— Я смотрела про вас ролики на ютубе, вы там говорите, что у нас очень жестоко относятся к животным.
— Тут слева есть бывший хольхоз (Дусс хорошо говорит по-русски, но, конечно, с уроженцем этих мест его не перепутать). То, что они делают с животными, просто ужасно. Например, маленький телятка привязан веревкой на полметра и никуда не может отойти. Одна корова вышла из сарая, хромает. Он, хозяин, идет и бьет ее: быстрей-быстрей! Так нельзя! Как вы к животному относитесь, так и он к вам будет. Если корова живет у бабушки, она у нее в шоколаде, а хольхоз — это ужасно.
— Вас в интернете называют сумасшедшим швейцарцем. Это не обидно?

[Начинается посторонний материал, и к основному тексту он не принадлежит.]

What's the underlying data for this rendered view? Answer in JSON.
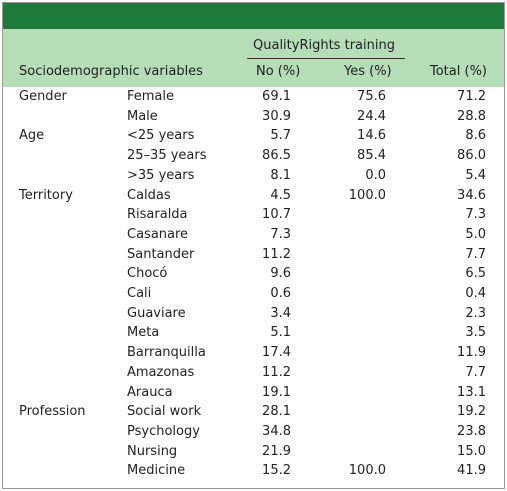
{
  "table": {
    "header": {
      "group": "QualityRights training",
      "columns": [
        "Sociodemographic variables",
        "No (%)",
        "Yes (%)",
        "Total (%)"
      ]
    },
    "rows": [
      [
        "Gender",
        "Female",
        "69.1",
        "75.6",
        "71.2"
      ],
      [
        null,
        "Male",
        "30.9",
        "24.4",
        "28.8"
      ],
      [
        "Age",
        "<25 years",
        "5.7",
        "14.6",
        "8.6"
      ],
      [
        null,
        "25–35 years",
        "86.5",
        "85.4",
        "86.0"
      ],
      [
        null,
        ">35 years",
        "8.1",
        "0.0",
        "5.4"
      ],
      [
        "Territory",
        "Caldas",
        "4.5",
        "100.0",
        "34.6"
      ],
      [
        null,
        "Risaralda",
        "10.7",
        null,
        "7.3"
      ],
      [
        null,
        "Casanare",
        "7.3",
        null,
        "5.0"
      ],
      [
        null,
        "Santander",
        "11.2",
        null,
        "7.7"
      ],
      [
        null,
        "Chocó",
        "9.6",
        null,
        "6.5"
      ],
      [
        null,
        "Cali",
        "0.6",
        null,
        "0.4"
      ],
      [
        null,
        "Guaviare",
        "3.4",
        null,
        "2.3"
      ],
      [
        null,
        "Meta",
        "5.1",
        null,
        "3.5"
      ],
      [
        null,
        "Barranquilla",
        "17.4",
        null,
        "11.9"
      ],
      [
        null,
        "Amazonas",
        "11.2",
        null,
        "7.7"
      ],
      [
        null,
        "Arauca",
        "19.1",
        null,
        "13.1"
      ],
      [
        "Profession",
        "Social work",
        "28.1",
        null,
        "19.2"
      ],
      [
        null,
        "Psychology",
        "34.8",
        null,
        "23.8"
      ],
      [
        null,
        "Nursing",
        "21.9",
        null,
        "15.0"
      ],
      [
        null,
        "Medicine",
        "15.2",
        "100.0",
        "41.9"
      ]
    ]
  }
}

— Меня называют чокнутым. Но это нормально. Я в некоторых вещах мыслю не так, как все, — в этом причина. И еще: такое имя мне дали журналисты. Потому что, если вы хотите, чтобы вашу статью прочитали, но напишете в ее названии слово «учиться» — никто это не будет читать. Учиться тяжело: голова болит. А если напишете слово «чокнутый», это уже — раз! (Йорг щелкает пальцами, звук получается резкий, веселый) — и все читают.
— А русские «авось» и «небось» стали уже вашими словами? Научились уже вот так — махнуть на что-то рукой?

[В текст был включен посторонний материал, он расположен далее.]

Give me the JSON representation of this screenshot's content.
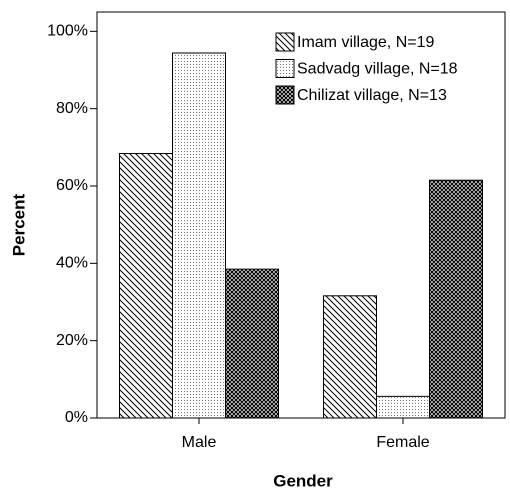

— Это сложный вопрос. Мне кажется, что я по-прежнему все просчитываю и учитываю. Но сейчас у нас живет сыровар из Швейцарии. Он говорит: «Ты уже не швейцарец. Ты не делаешь, как мы». И он прав: я теперь спокойно отношусь к тому, что не могу изменить. Первое время было очень тяжело. Вот, например, пунктуальность. Еду к вам и думаю: надо успеть, я всегда приезжаю за 10 минут до встречи. И тут женщина застряла, я ее вытаскиваю, а сам понимаю, что уже опоздаю. И мне неловко. Даже пять минут опоздания — плохо. Это швейцарская черта. Но когда есть что-то, что от меня не зависит, я больше не переживаю.
— Если бы вы жили в Швейцарии, все было бы совершенно иначе. Кем бы работали?

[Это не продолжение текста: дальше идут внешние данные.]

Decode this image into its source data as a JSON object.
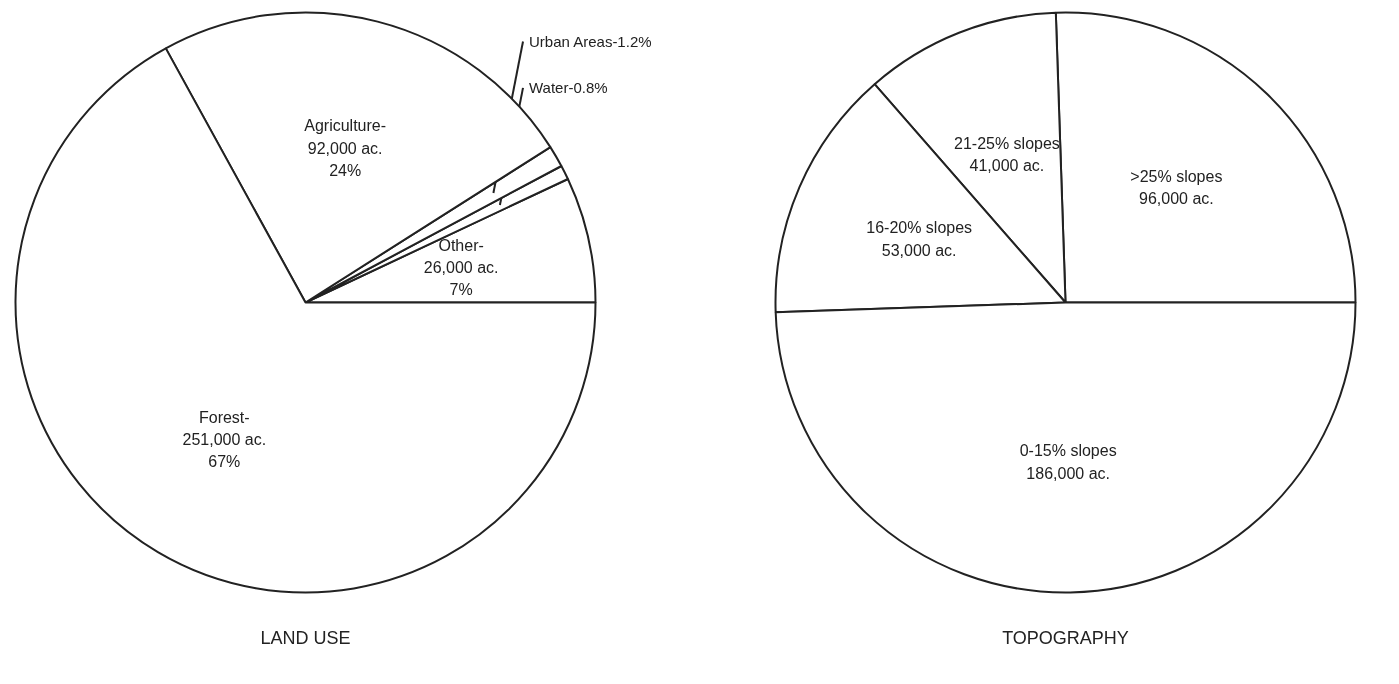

— Слава богу, что я не там! Был бы, скорее всего, хозяином столярного производства. Я же закончил университет, которых в мире всего два: в Германии и Швейцарии. У меня три образования. Столярное дело я знаю от «а» до «я»: вначале учился работать с деревом, потом конструировать как инженер, а в финале как владелец компании: бухгалтерия, права, экономика. Вступительные экзамены сдавали 118 человек, дипломы получили пятеро, один из них я... Два года назад у нас была встреча выпускников, двадцать лет мы не виделись, поэтому решили общаться два дня. И там я понял, что правильно поступил, уехав в Россию. Честно говорю! Четверо моих друзей уже нуждаются в психотических приемах, у многих скрытый алкоголизм. Их трясет от работы! Очень высокая ответственность: Швейцария принимает законы Евросоюза, а там любую мелочь прописывают. И если хоть что-то не так, уже минус тебе. А я говорил: «Ребята, я живу и не парюсь». И рассказывал как: показывал свою деревню, детей, социальных людей, чем мы тут занимаемся.
— Как они реагировали?
— Вы знаете, я заметил, что не черный, но какой-то зависть был... Потому что вот смотрите: что украшает жизнь человека? Эмоции и впечатления. У вас хорошая профессия, в ней много впечатлений. А если бы вы работали секретаркой, сидели в каком-то кабинете, то через пять лет вам не о чем было бы вспомнить. У меня так же. Я могу книги писать: ни один день не похож на другой. И столько людей вокруг, столько историй.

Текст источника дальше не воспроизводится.